The card
Club3D decided to equip its Radeon R9 270 royalQueen with their
CoolStream cooler. As the R9 270 is more of a mid-range graphics card now, the
cooler is not that really impressive, and Club3D kept things simple
in that department. In this case you get two eight millimeter
copper heatpipe in direct contact with the GPU, the usual aluminium fin stack
and a single 85mm PWM DC brushless ball
bearing fan. This one is manufactured by Power Logic and carry the model number
PLA09215D12H.
The manufacturing quality is not excellent but still good for this graphics card
range, as you can see that
Club3D has done everything to optimize the price.
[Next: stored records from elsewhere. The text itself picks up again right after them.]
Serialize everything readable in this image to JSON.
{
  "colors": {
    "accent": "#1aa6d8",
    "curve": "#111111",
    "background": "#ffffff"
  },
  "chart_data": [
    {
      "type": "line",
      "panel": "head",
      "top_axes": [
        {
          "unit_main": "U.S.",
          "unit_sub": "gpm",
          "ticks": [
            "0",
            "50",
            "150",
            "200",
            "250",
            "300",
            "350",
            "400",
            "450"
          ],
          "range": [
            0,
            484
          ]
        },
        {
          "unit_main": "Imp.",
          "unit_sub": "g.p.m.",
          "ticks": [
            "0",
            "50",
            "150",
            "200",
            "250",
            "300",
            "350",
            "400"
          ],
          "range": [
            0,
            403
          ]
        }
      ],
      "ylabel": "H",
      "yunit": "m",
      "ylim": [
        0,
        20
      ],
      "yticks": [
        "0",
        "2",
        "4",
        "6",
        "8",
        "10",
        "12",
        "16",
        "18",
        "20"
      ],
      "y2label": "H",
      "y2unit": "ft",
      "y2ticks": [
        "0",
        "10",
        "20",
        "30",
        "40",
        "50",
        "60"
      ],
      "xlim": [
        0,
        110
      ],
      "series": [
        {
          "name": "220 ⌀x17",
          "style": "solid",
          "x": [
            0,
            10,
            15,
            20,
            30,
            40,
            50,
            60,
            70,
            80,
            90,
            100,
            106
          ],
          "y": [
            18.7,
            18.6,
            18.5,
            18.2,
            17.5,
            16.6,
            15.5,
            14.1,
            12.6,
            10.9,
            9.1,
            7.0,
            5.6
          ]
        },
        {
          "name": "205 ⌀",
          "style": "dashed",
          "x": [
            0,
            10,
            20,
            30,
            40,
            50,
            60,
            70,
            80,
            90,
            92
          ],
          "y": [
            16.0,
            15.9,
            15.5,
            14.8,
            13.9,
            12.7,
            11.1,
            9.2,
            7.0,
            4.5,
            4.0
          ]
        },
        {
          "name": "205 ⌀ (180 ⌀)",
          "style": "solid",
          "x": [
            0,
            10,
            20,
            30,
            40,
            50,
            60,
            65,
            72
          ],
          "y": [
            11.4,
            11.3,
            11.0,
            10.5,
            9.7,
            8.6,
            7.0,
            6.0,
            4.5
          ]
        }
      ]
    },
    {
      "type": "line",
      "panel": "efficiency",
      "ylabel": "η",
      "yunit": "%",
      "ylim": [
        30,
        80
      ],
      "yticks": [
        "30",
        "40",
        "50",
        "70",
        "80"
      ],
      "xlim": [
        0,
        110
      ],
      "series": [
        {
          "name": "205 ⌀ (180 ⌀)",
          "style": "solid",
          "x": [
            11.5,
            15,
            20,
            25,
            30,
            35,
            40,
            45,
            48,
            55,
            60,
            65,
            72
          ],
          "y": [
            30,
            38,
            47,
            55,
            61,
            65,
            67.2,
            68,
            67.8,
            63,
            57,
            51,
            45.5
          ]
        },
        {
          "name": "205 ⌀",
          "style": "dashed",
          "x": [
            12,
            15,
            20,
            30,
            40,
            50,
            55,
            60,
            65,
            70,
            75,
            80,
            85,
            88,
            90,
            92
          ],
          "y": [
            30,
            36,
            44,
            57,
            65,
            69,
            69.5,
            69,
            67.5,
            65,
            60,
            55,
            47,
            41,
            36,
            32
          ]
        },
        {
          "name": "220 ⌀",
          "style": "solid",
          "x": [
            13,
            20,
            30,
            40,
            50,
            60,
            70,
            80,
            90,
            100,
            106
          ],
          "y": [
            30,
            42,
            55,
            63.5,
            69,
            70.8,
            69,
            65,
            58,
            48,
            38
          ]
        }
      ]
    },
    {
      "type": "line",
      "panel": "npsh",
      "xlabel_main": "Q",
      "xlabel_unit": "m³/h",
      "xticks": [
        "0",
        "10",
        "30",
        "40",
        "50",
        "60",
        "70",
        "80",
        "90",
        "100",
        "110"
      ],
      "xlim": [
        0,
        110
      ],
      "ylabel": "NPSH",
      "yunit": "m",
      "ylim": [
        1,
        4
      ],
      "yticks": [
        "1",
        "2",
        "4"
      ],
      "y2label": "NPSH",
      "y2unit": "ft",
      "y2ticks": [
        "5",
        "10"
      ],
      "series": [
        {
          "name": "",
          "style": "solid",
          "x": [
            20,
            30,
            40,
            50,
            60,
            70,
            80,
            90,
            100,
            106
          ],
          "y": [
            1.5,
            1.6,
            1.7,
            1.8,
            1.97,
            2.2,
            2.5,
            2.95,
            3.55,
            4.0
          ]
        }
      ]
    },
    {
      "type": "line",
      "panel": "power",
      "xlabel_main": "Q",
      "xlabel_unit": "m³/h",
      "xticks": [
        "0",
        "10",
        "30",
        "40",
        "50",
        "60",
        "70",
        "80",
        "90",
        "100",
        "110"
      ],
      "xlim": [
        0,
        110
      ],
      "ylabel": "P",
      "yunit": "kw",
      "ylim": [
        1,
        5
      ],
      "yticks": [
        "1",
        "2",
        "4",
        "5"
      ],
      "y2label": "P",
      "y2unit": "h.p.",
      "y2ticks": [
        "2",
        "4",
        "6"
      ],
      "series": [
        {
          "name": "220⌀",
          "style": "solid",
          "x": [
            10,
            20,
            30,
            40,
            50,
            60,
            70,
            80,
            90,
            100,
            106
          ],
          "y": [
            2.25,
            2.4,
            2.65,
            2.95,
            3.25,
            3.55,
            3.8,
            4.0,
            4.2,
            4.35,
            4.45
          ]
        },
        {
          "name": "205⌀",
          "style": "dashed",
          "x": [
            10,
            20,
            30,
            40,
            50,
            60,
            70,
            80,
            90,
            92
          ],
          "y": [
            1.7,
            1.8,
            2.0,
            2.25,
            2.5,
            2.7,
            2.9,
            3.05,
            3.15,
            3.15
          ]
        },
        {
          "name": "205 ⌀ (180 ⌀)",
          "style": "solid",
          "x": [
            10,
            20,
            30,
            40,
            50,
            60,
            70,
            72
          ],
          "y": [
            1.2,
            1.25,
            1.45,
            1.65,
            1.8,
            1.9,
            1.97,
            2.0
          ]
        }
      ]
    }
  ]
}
When we take a better look at the
temperatures we have 32
degrees in idle and 69 degrees in full load using Furmark.
The Club3D R9 270 royalQueen graphics card, or to be precise our sample of
it, allowed a maximum stable overclock of 1275 MHz for the GPU and 1600 MHz on the memory side. We used Furmark V1.11.0 Geeks3D benchmark with 15 minutes duration. With these clocks we had to feed the GPU with 1.21 Volts and the
memory ran at stock voltages.
A closer look at the PCB shows that Club3D used a reference design PCB on
the R9 270 royalQueen. The power design is left untouched, all components are the
same as on the reference card. In this case you get a so called 4+1+1-phase power
design where four phases are for the GPU, one for the memory and the last one for the
PLL.
Checking the
voltage regulation chips we find the four-phase analog controller NCP5395T from ON (ON Semiconductor) for the GPU and
two single-phase controllers ANPEC APW7165C for both memory and PLL.
The memory chips used are made by SKhynix and carry the model number
H5GC2H24BFR. These are specified to run at 1'400 MHz (5'600 MHz effective).